More and more activists are calling on people to withdraw their money from Iranian banks as a measure to reduce the liquidity at disposal of the state.
Iranian political activist, lawyer and Nobel Peace Prize laureate Shirin Ebadi urged people on Sunday to join the campaign of withdrawing money from banks, noting that state-controlled banks in Iran are not institutions to serve the people and only act as the economic arm of the “killing Republic” referring to the clerical regime.
"Now it has been proven to everyone that there is no will in the regime to accept the demands of the people," she said, adding that the campaign to shun banks in daily transactions can deal a "fundamental blow" to the government.
This movement dubbed “Join this campaign" has been formed so that citizens can deal a major blow to the government’s repressive structures, she said.
Ebadi added that such campaigns should not be limited to banks, noting that time has come for a coordinated action against all institutions that have a part in the crackdown on the popular protests. Some activists have suggested that people should refuse to pay their utility bills and other payments to government entities.
Her remarks come as grassroot groups and activists have also announced calls for another three-day nationwide protests and strikes starting Monday, for December 19, 20, and 21. In addition to daily protests on the streets and sit-ins at universities, strikes continued among employees of many industries, particularly in the oil, gas and petrochemical sectors.
It has become obvious for many Iranians that the banks are not able to survive if people start to use cash instead of debit cards, which have managed to keep the level of liquidity at a level that banks do not go bankrupt.

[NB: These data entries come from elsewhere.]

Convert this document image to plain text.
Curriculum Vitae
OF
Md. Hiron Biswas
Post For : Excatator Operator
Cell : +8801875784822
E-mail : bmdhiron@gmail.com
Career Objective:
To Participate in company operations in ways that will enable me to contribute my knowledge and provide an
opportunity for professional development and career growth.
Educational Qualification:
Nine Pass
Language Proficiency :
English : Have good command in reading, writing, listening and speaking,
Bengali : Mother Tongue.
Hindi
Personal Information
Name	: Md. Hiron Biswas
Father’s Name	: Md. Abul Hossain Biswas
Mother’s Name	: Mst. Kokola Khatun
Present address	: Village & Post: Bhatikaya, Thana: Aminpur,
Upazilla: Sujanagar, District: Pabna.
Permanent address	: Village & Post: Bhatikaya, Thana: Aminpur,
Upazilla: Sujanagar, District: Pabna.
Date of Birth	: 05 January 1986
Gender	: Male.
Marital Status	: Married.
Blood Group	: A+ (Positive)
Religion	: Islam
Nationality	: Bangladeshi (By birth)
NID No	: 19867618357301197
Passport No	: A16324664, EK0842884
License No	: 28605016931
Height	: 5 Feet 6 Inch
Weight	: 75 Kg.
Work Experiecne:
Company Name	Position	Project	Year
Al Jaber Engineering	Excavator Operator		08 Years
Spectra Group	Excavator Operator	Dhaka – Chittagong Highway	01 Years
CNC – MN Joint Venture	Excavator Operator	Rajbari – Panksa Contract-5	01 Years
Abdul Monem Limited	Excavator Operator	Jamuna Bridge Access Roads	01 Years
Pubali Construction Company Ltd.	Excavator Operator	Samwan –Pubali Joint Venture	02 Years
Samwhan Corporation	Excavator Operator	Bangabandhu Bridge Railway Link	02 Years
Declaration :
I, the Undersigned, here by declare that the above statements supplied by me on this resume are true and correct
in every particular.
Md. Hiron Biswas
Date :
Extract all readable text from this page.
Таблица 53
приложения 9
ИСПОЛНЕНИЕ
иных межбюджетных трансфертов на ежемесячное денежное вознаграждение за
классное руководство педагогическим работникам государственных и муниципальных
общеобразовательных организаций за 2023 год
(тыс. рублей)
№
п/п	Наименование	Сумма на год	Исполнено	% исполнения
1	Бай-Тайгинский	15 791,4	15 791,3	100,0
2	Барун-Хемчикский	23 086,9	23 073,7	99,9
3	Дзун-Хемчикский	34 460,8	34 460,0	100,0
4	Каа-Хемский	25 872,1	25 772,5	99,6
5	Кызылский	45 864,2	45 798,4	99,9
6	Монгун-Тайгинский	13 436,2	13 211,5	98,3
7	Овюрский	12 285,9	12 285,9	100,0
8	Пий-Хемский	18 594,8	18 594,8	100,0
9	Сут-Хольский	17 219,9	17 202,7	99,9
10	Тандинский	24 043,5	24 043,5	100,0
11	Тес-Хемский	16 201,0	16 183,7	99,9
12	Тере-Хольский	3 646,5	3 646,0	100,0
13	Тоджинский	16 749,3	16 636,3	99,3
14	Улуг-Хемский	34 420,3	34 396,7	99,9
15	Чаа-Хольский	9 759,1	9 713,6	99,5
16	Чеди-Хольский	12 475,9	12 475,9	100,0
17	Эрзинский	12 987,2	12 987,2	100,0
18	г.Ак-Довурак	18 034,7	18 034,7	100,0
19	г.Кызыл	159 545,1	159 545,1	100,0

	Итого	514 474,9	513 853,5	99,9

The head of the Central Bank of Iran (CBI), Ali Salehabadi, said in addition to US sanctions on Iran, recent popular protests have encouraged capital flight from the country and contributed to the fall of the rial. But he promised to reduce the alarming growth in the money supply until March, when the Iranian calendar year ends.
As a psychological op to counter the capital drain from the banks, rumors are circulating on social media that the Islamic Republic plans to increase interest rates by five percent. However, Salehabadi said Monday that no decision has been finalized to increase the rates.
Most economist in Iran have repeatedly told the local media that there is no quick fix to the deep-rooted banking and financial problems facing the regime.
Iran’s rial was hovering near 400,000 against the US dollar on Monday, while in most of 2021 the rial was stable at around 250,000, a more than 50-percent drop in 15 months, which coincides with the presidency of hardliner Ebrahim Raisi.
The banks run by regime insider have always been under pressure to grant loans to the powerful circles or invest in state-run projects, but they prefer to avoid such financings because most of the projects in the country are not producing profits and banks would face problems redeeming their loans.
Iran has also a problem with the demands made by the international financial watchdog, the FATF since 2017, to enact legislation against money laundering and financing of terrorism. Without this, Iran will remain blacklisted by many international financial institution
Bahaoldin Hosseini-Hashemi, an economist in Tehran, says the closing months of the year are usually when more money is printed by the CBI, because the government has to pay its end-of-year obligations. Hosseini-Hashemi drew attention to official reports showing that the CBI has printed money at a faster pace since the end of September as government debt to the bank has increased. A second challenge is presented by state or quasi-state banks, which also rely on borrowing from the CBI.